Hay una propuesta que ha cobrado fuerza en los últimos meses y tiene que ver con que se haga un referendo antitaurino para que sean los colombianos los que decidan si quieren ver toros en las plazas del país. La idea, que en apariencia suena muy democrática, en realidad sería un despropósito pues es abrir la ventana para que las mayorías decidan sobre las libertades individuales de unos pocos. Así que en estos tiempos, en los que también se recogen firmas para prohibir la adopción por parte de parejas del mismo sexo, la estrategia podría salir cara. Yo, al igual que los antitaurinos, no quiero ver toros en mi país pero tampoco quiero que un grupo de camanduleros les prohíban a mis amigos gays tener hijos, y estoy seguro de que, si el proyecto de la senadora Vivian Morales sale a flote, la mayoría vota para que los gays no puedan adoptar.

Gústenos o no, los toros no son sujetos de derecho y su vida no está por encima de la libertad de toreros y espectadores por repudiable que nos parezca su espectáculo; así como la vida de millones de animales no está por encima de nuestra libertad para matarlos y convertirlos en productos en serie. Debemos comprender que así como consideramos que es un crimen matar a un toro hay gente que considera un crimen el aborto; y así como nadie debería tener derechos sobre el cuerpo de la mujer que decide abortar, tampoco nadie tiene el derecho de obligar a los taurinos a que no asistan a un espectáculo que a los demás les parece cruel. 

Yo creo que los antitaurinos deberían redefinir su protesta. Por ejemplo, ganaríamos mucho si, en lugar de estar pensando en recoger firmas para un referendo inconveniente, presionaran al Estado para que regule los mataderos del país y así al menos poder garantizar una muerte digna a millones de animales que sufren a diario; o hacer campañas para concienciarnos de que todos somos cómplices del maltrato animal y nos importa muy poco mientras no nos muestren cómo muere nuestra comida.

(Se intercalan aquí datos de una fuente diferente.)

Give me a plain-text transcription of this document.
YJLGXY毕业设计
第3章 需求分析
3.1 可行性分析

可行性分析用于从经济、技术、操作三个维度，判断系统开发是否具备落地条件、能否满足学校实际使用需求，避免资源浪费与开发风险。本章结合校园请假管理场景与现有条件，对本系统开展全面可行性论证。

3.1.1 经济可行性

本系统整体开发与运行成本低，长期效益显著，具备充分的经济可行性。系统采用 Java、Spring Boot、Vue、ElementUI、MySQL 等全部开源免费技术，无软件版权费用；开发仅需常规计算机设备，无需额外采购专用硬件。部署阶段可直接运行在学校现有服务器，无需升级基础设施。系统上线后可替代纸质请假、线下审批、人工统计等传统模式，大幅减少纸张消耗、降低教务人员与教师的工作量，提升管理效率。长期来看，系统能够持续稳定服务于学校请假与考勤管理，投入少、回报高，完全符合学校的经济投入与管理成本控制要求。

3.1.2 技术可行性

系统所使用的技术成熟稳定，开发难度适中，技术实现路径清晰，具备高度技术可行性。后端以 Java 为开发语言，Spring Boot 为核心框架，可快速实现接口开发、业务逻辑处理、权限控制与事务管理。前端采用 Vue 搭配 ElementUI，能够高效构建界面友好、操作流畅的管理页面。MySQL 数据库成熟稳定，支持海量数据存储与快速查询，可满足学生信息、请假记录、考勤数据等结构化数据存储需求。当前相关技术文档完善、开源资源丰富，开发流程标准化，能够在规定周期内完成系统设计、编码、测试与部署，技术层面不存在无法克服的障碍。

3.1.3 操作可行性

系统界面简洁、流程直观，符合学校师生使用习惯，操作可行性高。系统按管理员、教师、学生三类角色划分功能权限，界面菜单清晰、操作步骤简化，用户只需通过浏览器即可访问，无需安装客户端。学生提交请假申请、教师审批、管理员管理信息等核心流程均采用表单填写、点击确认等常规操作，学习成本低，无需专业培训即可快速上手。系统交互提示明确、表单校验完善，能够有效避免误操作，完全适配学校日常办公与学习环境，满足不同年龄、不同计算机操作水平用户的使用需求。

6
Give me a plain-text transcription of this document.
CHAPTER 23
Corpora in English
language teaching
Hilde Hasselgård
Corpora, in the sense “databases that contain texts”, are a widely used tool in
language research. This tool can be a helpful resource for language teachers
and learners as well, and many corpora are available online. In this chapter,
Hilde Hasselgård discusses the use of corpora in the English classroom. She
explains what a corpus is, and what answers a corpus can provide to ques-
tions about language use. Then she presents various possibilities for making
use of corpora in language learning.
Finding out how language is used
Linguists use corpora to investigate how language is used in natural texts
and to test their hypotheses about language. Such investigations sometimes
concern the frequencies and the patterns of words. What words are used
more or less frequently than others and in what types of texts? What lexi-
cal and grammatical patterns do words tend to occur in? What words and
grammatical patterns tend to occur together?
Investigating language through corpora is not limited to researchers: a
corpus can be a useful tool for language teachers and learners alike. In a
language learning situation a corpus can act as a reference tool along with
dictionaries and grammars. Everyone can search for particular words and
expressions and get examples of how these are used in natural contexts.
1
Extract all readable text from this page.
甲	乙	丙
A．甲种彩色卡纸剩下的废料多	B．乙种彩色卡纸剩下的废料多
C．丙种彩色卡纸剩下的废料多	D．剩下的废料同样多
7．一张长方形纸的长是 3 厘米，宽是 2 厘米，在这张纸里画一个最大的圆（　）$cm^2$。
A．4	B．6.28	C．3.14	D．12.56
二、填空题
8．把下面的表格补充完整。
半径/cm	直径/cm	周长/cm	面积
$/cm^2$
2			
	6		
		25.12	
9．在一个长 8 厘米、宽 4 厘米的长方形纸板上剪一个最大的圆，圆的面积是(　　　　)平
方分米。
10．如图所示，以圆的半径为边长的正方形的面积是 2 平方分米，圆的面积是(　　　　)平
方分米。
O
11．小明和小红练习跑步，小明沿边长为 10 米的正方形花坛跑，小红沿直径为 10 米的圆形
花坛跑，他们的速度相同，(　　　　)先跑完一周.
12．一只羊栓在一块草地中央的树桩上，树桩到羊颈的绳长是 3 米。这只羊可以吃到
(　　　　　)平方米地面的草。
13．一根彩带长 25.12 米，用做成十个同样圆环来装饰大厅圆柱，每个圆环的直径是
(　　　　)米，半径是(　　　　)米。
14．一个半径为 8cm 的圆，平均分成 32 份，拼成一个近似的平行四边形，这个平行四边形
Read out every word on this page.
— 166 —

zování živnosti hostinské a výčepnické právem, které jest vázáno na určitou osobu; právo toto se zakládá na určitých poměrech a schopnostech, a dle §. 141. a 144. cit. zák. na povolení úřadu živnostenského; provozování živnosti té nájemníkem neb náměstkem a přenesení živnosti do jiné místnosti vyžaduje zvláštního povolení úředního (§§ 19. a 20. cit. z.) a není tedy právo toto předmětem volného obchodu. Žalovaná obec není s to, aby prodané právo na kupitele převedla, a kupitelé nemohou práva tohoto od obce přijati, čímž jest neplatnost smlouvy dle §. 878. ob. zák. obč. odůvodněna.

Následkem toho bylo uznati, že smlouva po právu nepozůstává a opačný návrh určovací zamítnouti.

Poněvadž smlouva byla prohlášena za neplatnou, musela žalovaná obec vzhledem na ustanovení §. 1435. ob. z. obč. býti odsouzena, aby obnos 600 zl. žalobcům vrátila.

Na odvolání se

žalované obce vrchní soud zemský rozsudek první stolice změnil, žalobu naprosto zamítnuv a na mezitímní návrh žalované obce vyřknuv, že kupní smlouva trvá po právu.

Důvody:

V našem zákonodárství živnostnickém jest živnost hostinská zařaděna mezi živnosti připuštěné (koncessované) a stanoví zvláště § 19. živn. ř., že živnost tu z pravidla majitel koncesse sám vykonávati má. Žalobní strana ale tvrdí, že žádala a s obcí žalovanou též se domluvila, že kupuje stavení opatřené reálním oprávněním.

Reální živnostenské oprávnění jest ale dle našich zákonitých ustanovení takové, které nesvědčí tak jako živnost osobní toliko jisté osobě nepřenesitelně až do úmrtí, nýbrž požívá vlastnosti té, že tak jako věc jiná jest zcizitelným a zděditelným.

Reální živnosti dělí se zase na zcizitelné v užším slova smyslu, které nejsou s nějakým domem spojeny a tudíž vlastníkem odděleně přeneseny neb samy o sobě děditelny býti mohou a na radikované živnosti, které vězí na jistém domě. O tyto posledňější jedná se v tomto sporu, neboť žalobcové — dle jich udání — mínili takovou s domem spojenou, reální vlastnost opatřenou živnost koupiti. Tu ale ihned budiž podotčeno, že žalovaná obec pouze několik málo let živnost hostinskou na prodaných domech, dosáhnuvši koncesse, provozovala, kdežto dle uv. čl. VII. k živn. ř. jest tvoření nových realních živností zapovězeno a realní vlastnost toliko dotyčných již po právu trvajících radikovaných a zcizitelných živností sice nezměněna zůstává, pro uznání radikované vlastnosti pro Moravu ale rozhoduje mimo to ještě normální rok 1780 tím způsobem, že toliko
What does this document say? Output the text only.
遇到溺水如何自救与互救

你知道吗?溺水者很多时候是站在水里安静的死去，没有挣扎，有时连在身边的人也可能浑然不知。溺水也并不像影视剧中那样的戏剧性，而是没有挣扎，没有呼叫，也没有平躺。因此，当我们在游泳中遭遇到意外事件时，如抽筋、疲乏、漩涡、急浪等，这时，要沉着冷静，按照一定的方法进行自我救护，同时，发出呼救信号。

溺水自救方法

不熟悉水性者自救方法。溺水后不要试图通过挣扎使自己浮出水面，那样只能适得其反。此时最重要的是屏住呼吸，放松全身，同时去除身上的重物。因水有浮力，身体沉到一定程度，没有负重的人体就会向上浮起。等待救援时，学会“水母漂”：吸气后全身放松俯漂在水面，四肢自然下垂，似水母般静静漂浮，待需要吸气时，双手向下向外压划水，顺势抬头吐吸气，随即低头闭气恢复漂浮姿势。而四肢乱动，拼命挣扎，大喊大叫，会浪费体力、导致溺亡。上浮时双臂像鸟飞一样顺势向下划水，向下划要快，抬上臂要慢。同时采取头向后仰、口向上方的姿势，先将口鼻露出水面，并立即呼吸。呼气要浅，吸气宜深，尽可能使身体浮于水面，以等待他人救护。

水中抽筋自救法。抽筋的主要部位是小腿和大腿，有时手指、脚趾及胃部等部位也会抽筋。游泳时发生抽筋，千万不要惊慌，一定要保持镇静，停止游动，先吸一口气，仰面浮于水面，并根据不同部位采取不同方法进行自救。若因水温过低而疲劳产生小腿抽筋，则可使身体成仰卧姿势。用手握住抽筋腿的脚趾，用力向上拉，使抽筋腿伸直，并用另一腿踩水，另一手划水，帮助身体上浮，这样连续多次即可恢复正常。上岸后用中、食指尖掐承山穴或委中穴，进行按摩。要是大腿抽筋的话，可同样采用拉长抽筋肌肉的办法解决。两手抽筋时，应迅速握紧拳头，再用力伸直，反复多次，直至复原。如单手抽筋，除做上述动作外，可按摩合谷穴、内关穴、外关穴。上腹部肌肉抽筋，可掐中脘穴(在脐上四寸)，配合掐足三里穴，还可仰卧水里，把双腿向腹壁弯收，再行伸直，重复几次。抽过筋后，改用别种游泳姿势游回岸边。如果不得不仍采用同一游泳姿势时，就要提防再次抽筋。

El problema es que cada vez me convenzo más de que los antitaurinos no tienen la conciencia animalista de la que se ufanan.

Yo, por mi parte, dejé de ser antitaurino hace muchos años, cuando comprendí que su protesta tenía más visos de revancha contra los asistentes a la plaza de toros que una real preocupación por el sufrimiento de los animales.